Así pues, el camino poético que nuestro tiempo exige, creo, es completamente inverso: el yo-dañado debería partir de sus partes, que, por partidas, han caído fuera del dominio de lo lingüístico, y sublimar la imposibilidad, no de la dicha, sino de la ausencia de consistencia nuclear del decir-aquí-hay-poesía-y-aquí-estoy-yo.
En resumen: señalar la ausencia, instaurar el quehacer poético en dicha ausencia, y abordar el poema con un decir-ausencia.
La poesía ya no existe.
Entiéndaseme: no existe como posibilidad posible, sino como imposibilidad posible. Quien intente crear, lo sabrá.
Aún así, ¿hay que decir? Claro. ¿Claro? Bien, ¿qué haríamos sino? Hay que llenar la pérdida, pero hay que llenarla con pérdida –y poesía será lo que quede–.
Por ello, hasta cierto punto, tiene poco sentido articular un poema al estilo de la Divina Comedia de Dante. Si bien, es una obra maestra, y como consecuencia es a-histórica, hoy en día, pretender emprender dicho cometido sería, cuanto menos, absurdo; un acto de pedantería mayor. Pues, en este mundo, ¿quién tiene tanto y tan distinto que decir? Habría que aceptar, quizá, que el mayor acto de poesía que existe para este momento es una especie de silencio poético, y que todo lo demás, está de más en algún u otro sentido.
Pero, para los que despreciamos a Wittgenstein por sentir el silencio como un imposible, haríamos bien en dejar de lado nuestras aspiraciones totalizantes, para, definitivamente, centrarnos en mostrar la pérdida del <<espacio poético>> mediante el
gesto
mínimo
de decir adiós, pero
me quedo.
Podríamos rastrear en Franz Kafka o, quizá también, en el cine de David Lynch, cierta voluntad aquí descrita.
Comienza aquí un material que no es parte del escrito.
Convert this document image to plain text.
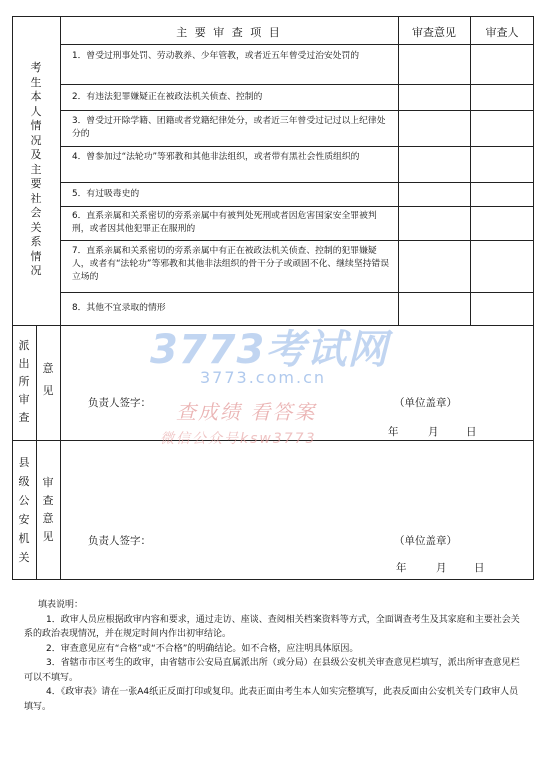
主 要 审 查 项 目	审查意见	审查人
考
生
本
人
情
况
及
主
要
社
会
关
系
情
况
1．曾受过刑事处罚、劳动教养、少年管教，或者近五年曾受过治安处罚的
2．有违法犯罪嫌疑正在被政法机关侦查、控制的
3．曾受过开除学籍、团籍或者党籍纪律处分，或者近三年曾受过记过以上纪律处分的
4．曾参加过“法轮功”等邪教和其他非法组织，或者带有黑社会性质组织的
5．有过吸毒史的
6．直系亲属和关系密切的旁系亲属中有被判处死刑或者因危害国家安全罪被判刑，或者因其他犯罪正在服刑的
7．直系亲属和关系密切的旁系亲属中有正在被政法机关侦查、控制的犯罪嫌疑人，或者有“法轮功”等邪教和其他非法组织的骨干分子或顽固不化、继续坚持错误立场的
8．其他不宜录取的情形
派
出
所
审
查
意
见
负责人签字：	（单位盖章）
年	月	日
县
级
公
安
机
关
审
查
意
见	负责人签字：	（单位盖章）
年	月	日
3773考试网
3773.com.cn
查成绩 看答案
微信公众号ksw3773

填表说明：

1．政审人员应根据政审内容和要求，通过走访、座谈、查阅相关档案资料等方式，全面调查考生及其家庭和主要社会关系的政治表现情况，并在规定时间内作出初审结论。

2．审查意见应有“合格”或“不合格”的明确结论。如不合格，应注明具体原因。

3．省辖市市区考生的政审，由省辖市公安局直属派出所（或分局）在县级公安机关审查意见栏填写，派出所审查意见栏可以不填写。

4．《政审表》请在一张A4纸正反面打印或复印。此表正面由考生本人如实完整填写，此表反面由公安机关专门政审人员填写。
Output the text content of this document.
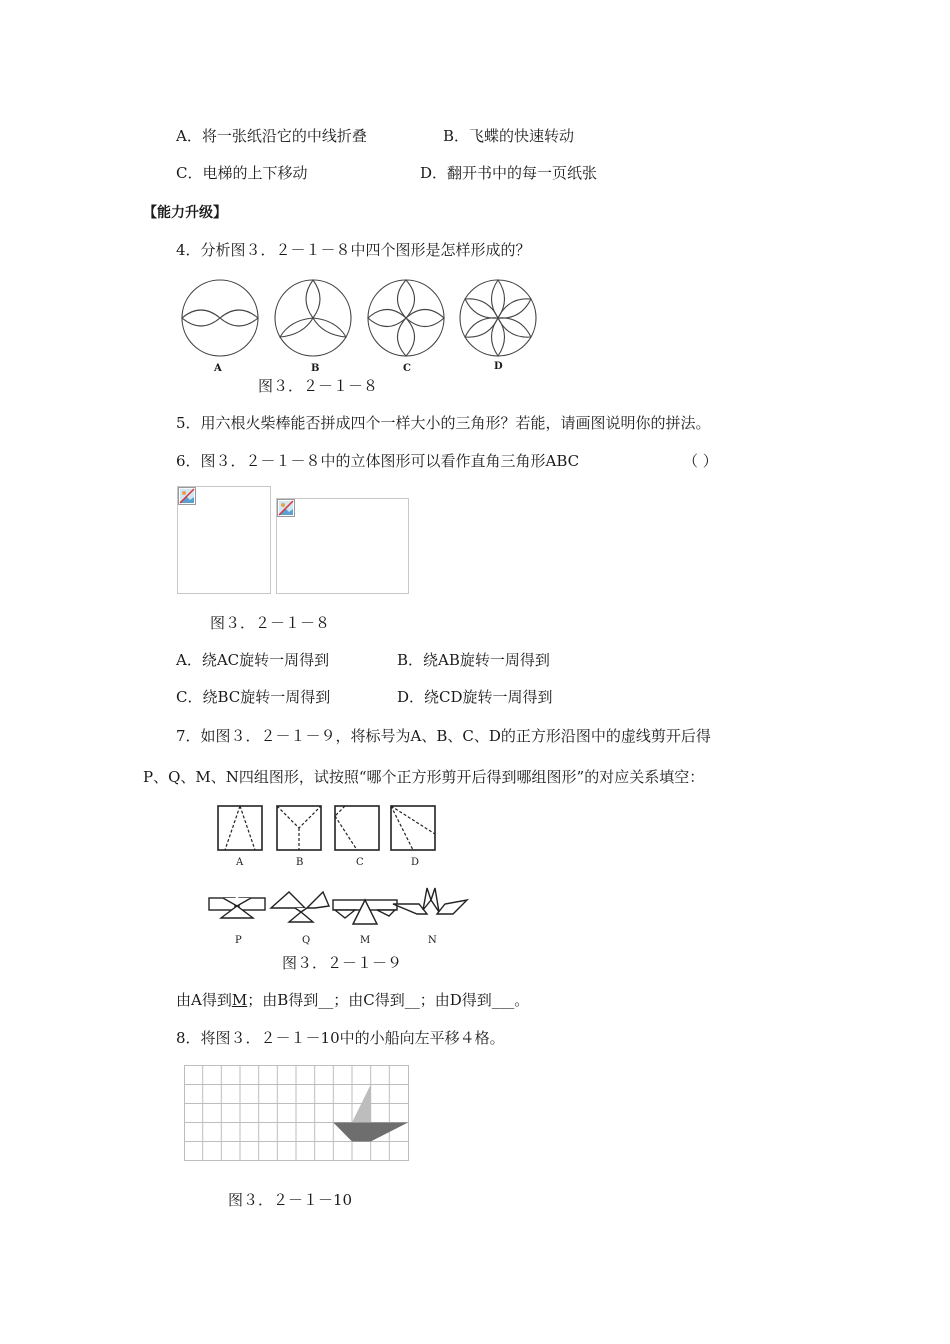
A．将一张纸沿它的中线折叠	B．飞蝶的快速转动
C．电梯的上下移动	D．翻开书中的每一页纸张
【能力升级】
4．分析图３．２－１－８中四个图形是怎样形成的？
A	B	C	D
图３．２－１－８
5．用六根火柴棒能否拼成四个一样大小的三角形？若能，请画图说明你的拼法。
6．图３．２－１－８中的立体图形可以看作直角三角形ABC	（ ）
图３．２－１－８
A．绕AC旋转一周得到	B．绕AB旋转一周得到
C．绕BC旋转一周得到	D．绕CD旋转一周得到
7．如图３．２－１－９，将标号为A、B、C、D的正方形沿图中的虚线剪开后得
P、Q、M、N四组图形，试按照“哪个正方形剪开后得到哪组图形”的对应关系填空：
A	B	C	D
P	Q	M	N
图３．２－１－９
由A得到M；由B得到__；由C得到__；由D得到___。
8．将图３．２－１－10中的小船向左平移４格。
图３．２－１－10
La construcción del relato como un imposible. La narración como sentido de una ausencia de sentido.
Ciertamente, a mí mismo se me antoja como un sinsentido escribir con sentido. Creo que escribir, hoy, tiene más que ver con el hecho de escupir restos de sentidos múltiples, sobre un pozo entrópico y sin fondo de subjetividades perennes. Es decir, –expresado, poéticamente–:
Yo quiero callar. Yo quiero estallar En un silencio vívido
Como las olas de un mar petrificado De tanto sonreír.
– ¿hola?, ¿hola?, ¿qué hora es? –
Por eso escribo. En eso escribo: ausencia de presencia y deseo de hacer algo
que desfallezca conmigo. – ¿hola?, ¿hola?
¿qué hora es? –. Sopla viento. Hay frío. Soy momento que se fue.